Comme son prédécesseur, il s’adresse à l’opinion publique française, mais cette fois pour traduire l’horreur de la situation coloniale. Dans l’œuvre d’Ould Cheikh, le thème du couple mixte est récurrent. Il est allégorique sur la question de l’identité. La plus emblématique est celle imaginée dans son roman, Mériem dans les palmes paru en 1936.

Son dénouement accomplit le triomphe de l’identité algérienne et de l’impossible assimilation : Khadija est mariée à un officier français. Son couple bat de l’aile en raison du surgissement de l’antagonisme des cultures à la naissance des enfants. La mère finit par gagner ses enfants à leur part d’identité autochtone au détriment de celle de leur père qui décède.

Dans Khaled, le Samson algérien, demeurée à ce jour inédite, c’est également l’illustration du divorce entre les communautés musulmanes et européennes.

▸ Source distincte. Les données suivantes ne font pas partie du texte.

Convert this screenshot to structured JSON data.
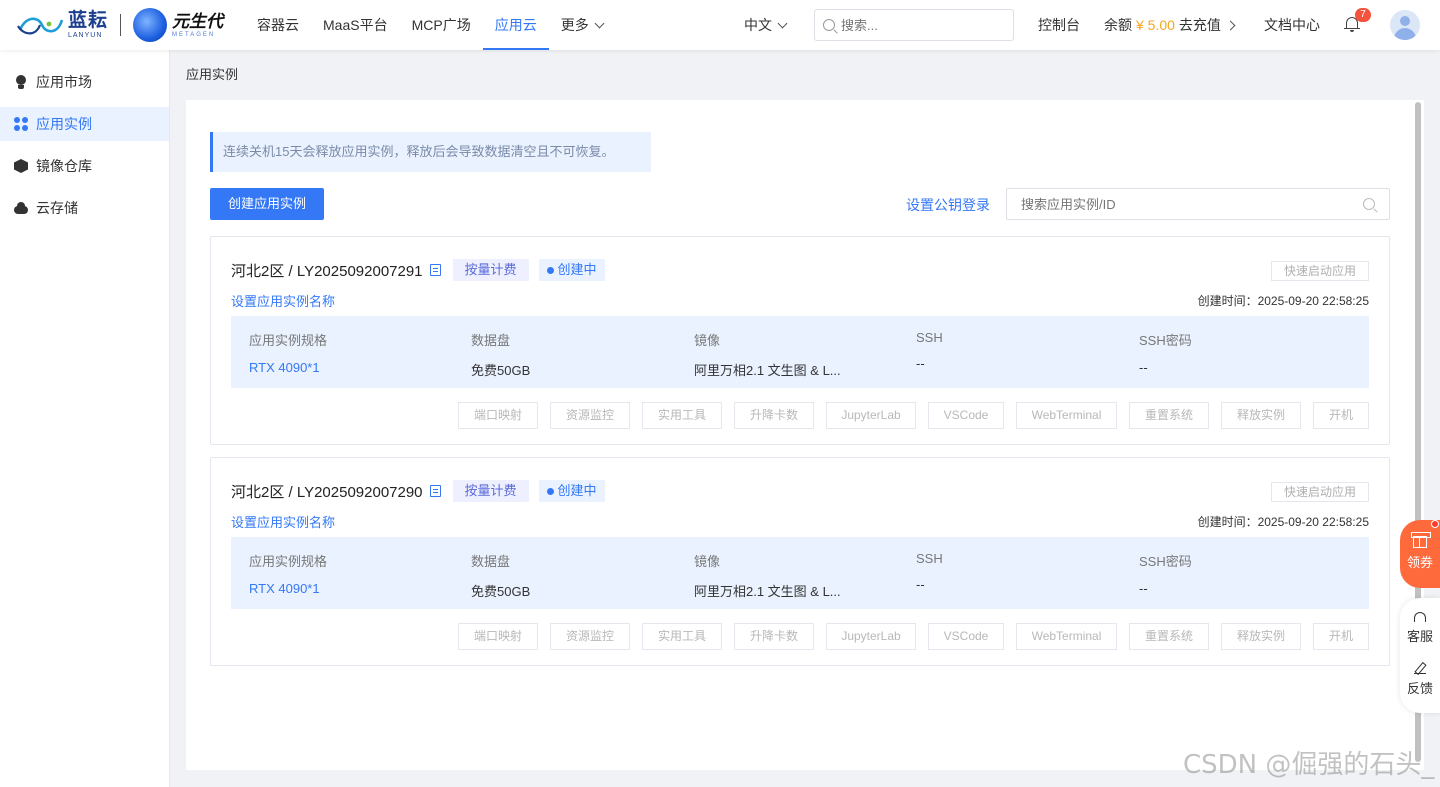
{
  "header": {
    "logo_lanyun_cn": "蓝耘",
    "logo_lanyun_en": "LANYUN",
    "logo_meta_cn": "元生代",
    "logo_meta_en": "METAGEN",
    "nav": [
      {
        "label": "容器云"
      },
      {
        "label": "MaaS平台"
      },
      {
        "label": "MCP广场"
      },
      {
        "label": "应用云",
        "active": true
      },
      {
        "label": "更多"
      }
    ],
    "language": "中文",
    "search_placeholder": "搜索...",
    "console": "控制台",
    "balance_label": "余额",
    "balance_amount": "¥ 5.00",
    "recharge": "去充值",
    "docs": "文档中心",
    "notification_count": "7"
  },
  "sidebar": {
    "items": [
      {
        "label": "应用市场",
        "icon": "bulb-icon"
      },
      {
        "label": "应用实例",
        "icon": "grid-icon",
        "active": true
      },
      {
        "label": "镜像仓库",
        "icon": "cube-icon"
      },
      {
        "label": "云存储",
        "icon": "cloud-icon"
      }
    ]
  },
  "main": {
    "breadcrumb": "应用实例",
    "notice": "连续关机15天会释放应用实例，释放后会导致数据清空且不可恢复。",
    "create_button": "创建应用实例",
    "set_key_login": "设置公钥登录",
    "search_placeholder": "搜索应用实例/ID",
    "instances": [
      {
        "title": "河北2区 / LY2025092007291",
        "billing": "按量计费",
        "status": "创建中",
        "quick_start": "快速启动应用",
        "set_name": "设置应用实例名称",
        "created": "创建时间：2025-09-20 22:58:25",
        "spec_label": "应用实例规格",
        "spec_value": "RTX 4090*1",
        "disk_label": "数据盘",
        "disk_value": "免费50GB",
        "image_label": "镜像",
        "image_value": "阿里万相2.1 文生图 & L...",
        "ssh_label": "SSH",
        "ssh_value": "--",
        "sshpwd_label": "SSH密码",
        "sshpwd_value": "--"
      },
      {
        "title": "河北2区 / LY2025092007290",
        "billing": "按量计费",
        "status": "创建中",
        "quick_start": "快速启动应用",
        "set_name": "设置应用实例名称",
        "created": "创建时间：2025-09-20 22:58:25",
        "spec_label": "应用实例规格",
        "spec_value": "RTX 4090*1",
        "disk_label": "数据盘",
        "disk_value": "免费50GB",
        "image_label": "镜像",
        "image_value": "阿里万相2.1 文生图 & L...",
        "ssh_label": "SSH",
        "ssh_value": "--",
        "sshpwd_label": "SSH密码",
        "sshpwd_value": "--"
      }
    ],
    "actions": [
      "端口映射",
      "资源监控",
      "实用工具",
      "升降卡数",
      "JupyterLab",
      "VSCode",
      "WebTerminal",
      "重置系统",
      "释放实例",
      "开机"
    ]
  },
  "float": {
    "coupon": "领券",
    "service": "客服",
    "feedback": "反馈"
  },
  "watermark": "CSDN @倔强的石头_",
  "colors": {
    "accent": "#3478f6",
    "balance": "#f5a623",
    "coupon": "#ff6a3d"
  }
}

Dans ses Mémoires, Bachetarzi évoque cette pièce non sans dithyrambe : «Il y avait là un talent manifeste. Il y avait aussi toute la passion, toute l’indignation d’un jeune musulman qui jaugeait à sa juste valeur le paternalisme qui nous engluait. Mais cette passion s’exprimait d’une manière trop violente pour que nous n’allions pas tout droit nous casser le nez sur une interdiction. Comme il me demandait de me charger de la traduction, je lui ai fait accepter en même temps des adoucissements. Le résultat sauvegardait assez bien la pensée de l’auteur sans donner trop de prise à la censure.» Comédie en quatre actes et trois tableaux, elle obtint un franc succès auprès du public comme de la critique.

Littérature et revendication nationaliste

Elle avait connu un succès considérable auprès du public et de la critique et avait été reprise en 1947 pour, insigne reconnaissance de ses qualités, inaugurer la saison de théâtre arabe qui venait d’être instituée à l’Opéra d’Alger, l’actuel TNA. Dans son édition du 21 octobre, Alger Républicain la qualifie d’«amusante satire de multiples questions qui passionnent le public musulman : politique, colonisation, mariage, religion (…)».

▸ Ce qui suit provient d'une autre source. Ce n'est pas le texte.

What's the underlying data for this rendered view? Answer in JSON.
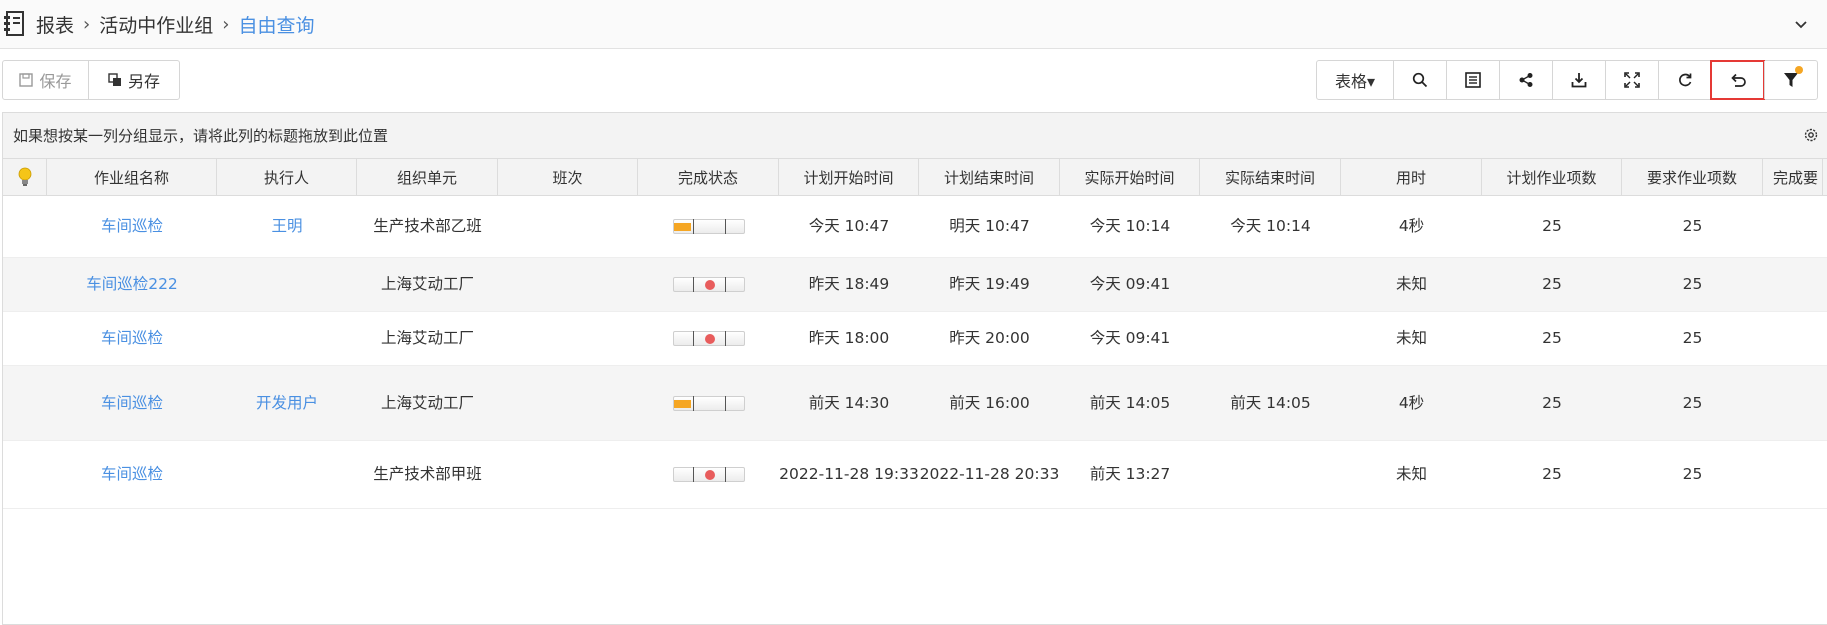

Alger-Soir du 22 octobre note que bien que l’action est supposée se dérouler en 1926 dans le Sud oranais, elle est d’une brûlante actualité. Pour l’Egalité (24 octobre), c’est «une pièce à thèse dont les personnages traduisent avec une fidélité parfaite les caractères et les types les plus courants de l’humanité algérienne. Elle évoque le conflit entre certaines coutumes locales et les conséquences de l’évolution des mœurs. Mais ce n’est point là que réside la valeur de cet essai. Khaled vaut surtout par la solidité des caractères et la finesse de l’observation.» Jugée subversive par rapport au contexte politique d’après 1945, elle est interdite de représentation.

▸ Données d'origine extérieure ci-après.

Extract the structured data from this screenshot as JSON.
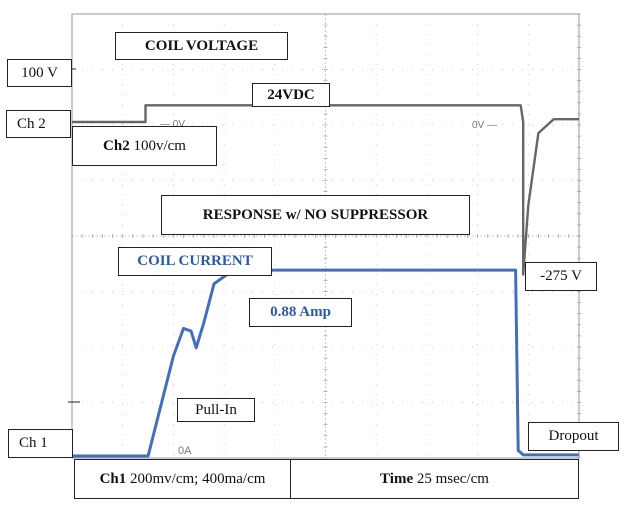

Elle est reprise une dernière fois pour commémorer l’anniversaire de la mort d’Ould Cheikh en 1951. Mohamed Dib écrit à son propos le 12 décembre dans Alger Républicain : «On peut considérer cette pièce comme une étape nouvelle dans le théâtre d’expression arabe. Le public de vendredi dernier manifesta son intérêt sans relâche. (…) De quoi s’agit-il ? D’événements, de préoccupations, qui touchent l’ensemble d’entre nous. La pièce va droit au cœur du spectateur. On peut relever, certes, une construction assez malhabile : l’action bascule dans une histoire sentimentale qui s’imbrique mal dans l’ensemble. Mais telle quelle, c’est un progrès certain, nous aimerions en voir d’autres.»